Lo más lindo de la plaza –declara Gómara- está en las obras de oro y pluma, de que contrahacen cualquier cosa y color. Y son los indios tan oficiales desto, que hacen de pluma una mariposa, un animal, un árbol, una rosa, las flores, las yerbas y peñas, tan al propio que parece lo mismo que o está vivo o natural. Y acontéceles no comer en todo un día, poniendo, quitando y asentando la pluma, y mirando a una parte y otra, al sol, a la sombra, a la vislumbre, por ver si dice mejor a pelo o contrapelo, o al través, de la oa haz o del envés; y, en fin, no la dejan de las manos hasta ponerla en toda perfección. Tanto sufrimiento pocas naciones le tienen, mayormente donde hay cólera como en la nuestra.
El oficio más primo y artificioso es platero; y así, sacan al mercado cosas bien labradas con piedra y hundidas con fuego: un plato ochavado, el un cuarto de oro y el otro de plata, no soldado, sino fundido y en la fundición pegado; una calderica, que sacan con su asa, como acá una campana, pero suelta; un pesce con una escama de plata y otra de oro, aunque tengan muchas. Vacían un papagayo, que se le ande la lengua, que se le meneen las cabezas y las alas. Funden una mona, que juegue pies y cabeza y tenga en las manos un huso que parezca que hila, o una manzana que parezca que come. Y lo tuvieron a mucho nuestros españoles, y los platero de acá no alcanzan el primor. Esmaltan asimismo, engastan y labran esmeraldas, turquesas y otras piedras, y agujeran perlas…

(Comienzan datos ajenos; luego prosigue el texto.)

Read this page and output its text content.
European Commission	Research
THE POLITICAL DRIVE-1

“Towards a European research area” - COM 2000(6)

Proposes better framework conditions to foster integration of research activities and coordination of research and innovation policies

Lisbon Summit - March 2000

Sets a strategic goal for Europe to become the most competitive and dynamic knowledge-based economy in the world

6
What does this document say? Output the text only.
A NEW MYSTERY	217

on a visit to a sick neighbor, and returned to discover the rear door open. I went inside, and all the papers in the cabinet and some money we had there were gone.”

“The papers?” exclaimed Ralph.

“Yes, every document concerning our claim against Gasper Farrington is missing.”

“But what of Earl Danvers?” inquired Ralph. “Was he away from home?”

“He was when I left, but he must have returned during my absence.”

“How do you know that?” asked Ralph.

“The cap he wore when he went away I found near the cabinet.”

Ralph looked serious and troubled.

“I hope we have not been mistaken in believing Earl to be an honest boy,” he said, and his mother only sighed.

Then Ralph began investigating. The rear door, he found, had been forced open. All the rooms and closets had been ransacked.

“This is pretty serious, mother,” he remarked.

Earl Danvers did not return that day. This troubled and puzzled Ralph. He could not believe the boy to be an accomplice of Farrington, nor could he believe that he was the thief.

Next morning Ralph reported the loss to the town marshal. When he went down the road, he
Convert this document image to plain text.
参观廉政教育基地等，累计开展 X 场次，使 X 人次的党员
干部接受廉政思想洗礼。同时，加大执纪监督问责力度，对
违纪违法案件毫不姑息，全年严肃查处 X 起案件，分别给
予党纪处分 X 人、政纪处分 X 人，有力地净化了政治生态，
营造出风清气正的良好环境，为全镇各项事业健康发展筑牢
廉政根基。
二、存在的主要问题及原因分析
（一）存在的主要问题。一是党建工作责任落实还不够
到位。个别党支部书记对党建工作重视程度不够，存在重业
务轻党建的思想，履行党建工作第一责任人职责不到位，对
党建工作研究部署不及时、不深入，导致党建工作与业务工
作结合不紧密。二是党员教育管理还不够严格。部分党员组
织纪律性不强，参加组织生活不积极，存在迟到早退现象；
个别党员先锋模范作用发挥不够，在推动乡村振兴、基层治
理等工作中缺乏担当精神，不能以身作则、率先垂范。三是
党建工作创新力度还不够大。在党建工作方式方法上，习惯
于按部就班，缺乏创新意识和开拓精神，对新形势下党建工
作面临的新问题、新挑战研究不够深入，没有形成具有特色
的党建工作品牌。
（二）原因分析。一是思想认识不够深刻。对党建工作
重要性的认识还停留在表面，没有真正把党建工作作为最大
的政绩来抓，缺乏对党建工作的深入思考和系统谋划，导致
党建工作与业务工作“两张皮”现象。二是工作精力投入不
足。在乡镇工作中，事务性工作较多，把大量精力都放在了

Los juicios de Bernal Días no hacen ley en materia de arte, pero bien revelan el entusiasmo con que los conquistadores consideraron al artífice indio: “Tres indios hay en la ciudad de México –escribe- tan primos en su oficio de entalladores y pintores, que se dicen Marcos de Aquino y Juan de la Cruz y el Crespillo, que si fueran en tiempo de aquel antiguo y afamado Apeles de Miguel Ángel o Berruguete, que son de nuestros tiempos, les pusieran en el número dellos.”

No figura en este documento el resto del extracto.